I can’t tell which tokens belong to the input audio and which belong to the model’s audio output.
On top of that, the sum of prompt_token_count and thoughts_token_count is greater than total_token_count.

So I’m not sure whether usage_metadata is inaccurate, or if I’m looking in the wrong place to get the information I need.

I’d also like to know whether enabling input_audio_transcription=types.AudioTranscriptionConfig() and output_audio_transcription=types.AudioTranscriptionConfig() results in any additional charges?

Hi @fengdog, welcome to the community!

Please refer here for a guide on token calculation: How token works

And no, it doesn’t cost any additional charges if you enable input_audio_transcription=types.AudioTranscriptionConfig() and output_audio_transcription=types.AudioTranscriptionConfig()

Thank you!

Hi @fengdog,
prompt_token_count are the input tokens and prompt_tokens_details are the details, where modality=TEXT I think are the text tokens of your instructions, or the system prompt, and modality=AUDIO is the user audio input.

It seems to me you are missing the output tokens. For Native Audio model the field name is response_token_count. For token usage of Native Audio model refer to these docs:

and

Anyway, I think there are problems in token count for Native Audio model. It’s been 2 months since I reported this issue: Gemini Live API Reports Triple Prompt Token Consumption

But I haven’t received any response. I hope Google can provide an answer as soon as possible.

I hope I was helpful.

Ciao

Thank you, Srikanta_K_N. Based on the documentation you provided, I now understand that the values in prompt_tokens_details include the token counts for my system prompt and the user’s audio input, so they can be used to correctly calculate the input cost. But what’s strange is that candidates_token_count is None — I hope that doesn’t mean I have to calculate the audio length and convert it into tokens myself, haha!
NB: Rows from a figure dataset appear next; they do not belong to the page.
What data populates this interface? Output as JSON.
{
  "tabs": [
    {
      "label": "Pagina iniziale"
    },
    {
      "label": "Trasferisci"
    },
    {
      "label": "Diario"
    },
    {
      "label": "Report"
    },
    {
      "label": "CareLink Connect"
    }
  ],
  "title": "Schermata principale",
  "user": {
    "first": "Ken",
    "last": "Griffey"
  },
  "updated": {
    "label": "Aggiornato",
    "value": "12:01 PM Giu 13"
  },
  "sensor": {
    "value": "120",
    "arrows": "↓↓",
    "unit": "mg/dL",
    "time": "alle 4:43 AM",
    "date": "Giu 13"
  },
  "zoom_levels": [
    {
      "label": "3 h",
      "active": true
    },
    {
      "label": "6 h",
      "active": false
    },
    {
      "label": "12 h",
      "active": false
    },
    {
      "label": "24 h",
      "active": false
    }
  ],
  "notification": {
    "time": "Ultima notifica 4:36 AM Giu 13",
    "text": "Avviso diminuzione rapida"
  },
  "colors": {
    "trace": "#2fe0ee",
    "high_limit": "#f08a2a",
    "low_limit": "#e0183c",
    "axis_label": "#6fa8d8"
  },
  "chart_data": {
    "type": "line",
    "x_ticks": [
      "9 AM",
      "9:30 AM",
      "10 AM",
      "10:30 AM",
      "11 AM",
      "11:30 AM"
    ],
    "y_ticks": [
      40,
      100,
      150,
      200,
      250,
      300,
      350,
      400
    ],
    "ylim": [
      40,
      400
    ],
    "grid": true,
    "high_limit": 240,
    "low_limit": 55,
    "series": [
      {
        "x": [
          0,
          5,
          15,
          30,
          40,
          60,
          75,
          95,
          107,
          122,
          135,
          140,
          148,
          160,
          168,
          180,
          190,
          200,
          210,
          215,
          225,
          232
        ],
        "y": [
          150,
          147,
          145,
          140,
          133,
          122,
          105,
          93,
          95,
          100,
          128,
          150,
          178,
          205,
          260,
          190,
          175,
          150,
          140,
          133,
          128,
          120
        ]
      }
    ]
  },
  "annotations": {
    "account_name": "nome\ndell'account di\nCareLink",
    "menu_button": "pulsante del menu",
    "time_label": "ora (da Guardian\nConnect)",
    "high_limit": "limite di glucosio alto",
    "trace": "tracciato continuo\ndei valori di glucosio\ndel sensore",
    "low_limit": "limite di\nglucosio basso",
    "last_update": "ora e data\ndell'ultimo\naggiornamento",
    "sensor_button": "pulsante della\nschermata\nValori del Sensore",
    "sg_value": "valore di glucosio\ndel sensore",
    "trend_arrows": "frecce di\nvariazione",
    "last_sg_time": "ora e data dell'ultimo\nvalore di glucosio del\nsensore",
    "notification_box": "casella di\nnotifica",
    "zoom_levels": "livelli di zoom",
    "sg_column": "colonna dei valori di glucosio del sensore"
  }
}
Also, thanks — now I can confidently use input_audio_transcription and output_audio_transcription!

Thank you.

Thank you for your reply, @Gianluca_Emaldi — your response was very helpful. I’m now able to confirm that the input token calculation is working correctly. And as you mentioned, modality=TEXT corresponds to my instruction, while modality=AUDIO is the user’s input audio.

The remaining issue is that I’m unable to obtain the output token count. In my example, I printed the full event, but I didn’t see the responseTokenCount field that’s described in the Live API documentation. I’m wondering whether the problem might be related to the ADK agent framework.

Also, regarding the token calculation issue you reported with the Live API — I had never really noticed it before, because in my use case the input token values were usually close to what I expected. But from your findings, it does seem like quite a serious problem. Hopefully Google can fix it soon!

hi, regarding live api, besides usagemetadata, how can I see how many output tokens you bill for in each session? right now I have to calculate it myself with 32 tokens/s for audio, and I cannot verify the usage accurately.